Cela fait deux jours que le capitaine est arrivé. Les préparatifs vont bon train. Edouard s’occupe des moteurs et des groupes électrogènes. Faire les vidanges, remplacer tous les filtres. Partir sur des bases saines. Il est plus confortable de faire ce genre de travail à quai, tranquillement. Il apprend également à faire connaissance avec sa nouvelle monture, tant sur l’aspect technique que sur l’aspect administratif, avec le capitaine. Le courant passe tout de suite très bien avec lui, comme avec le reste de l’équipage. Le cuisinier, quant à lui, s’occupe d’approvisionner le bateau avec tous les produits alimentaires nécessaires. Fruits, légumes, viande, poisson, produits secs, rien n’est oublié. Il est aidé dans sa tâche par un autre équipier.
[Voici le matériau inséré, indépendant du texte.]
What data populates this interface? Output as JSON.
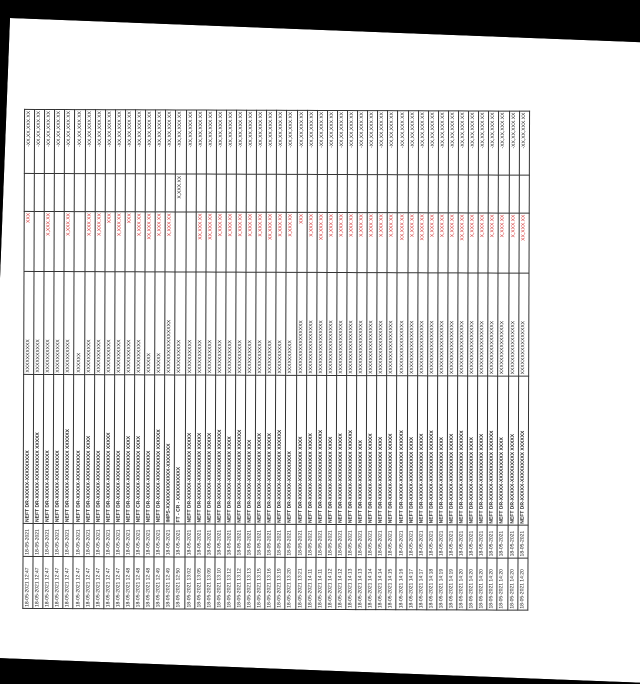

Les autres membres d’équipage s’affairent à ranger le bateau. Tout le matériel susceptible de bouger est soigneusement saisi. Il règne une bonne ambiance au sein de l’équipage. La qualité des relations humaines est particulièrement importante dans ce contexte. Côtoyer les mêmes personnes en huis clos durant plusieurs semaines peut mettre les nerfs de chacun à rude épreuve. Edouard en sait quelque chose. Car, pour l’avoir déjà vécu, travailler sur un bateau dans une ambiance délétère est vraiment lourd. Très lourd.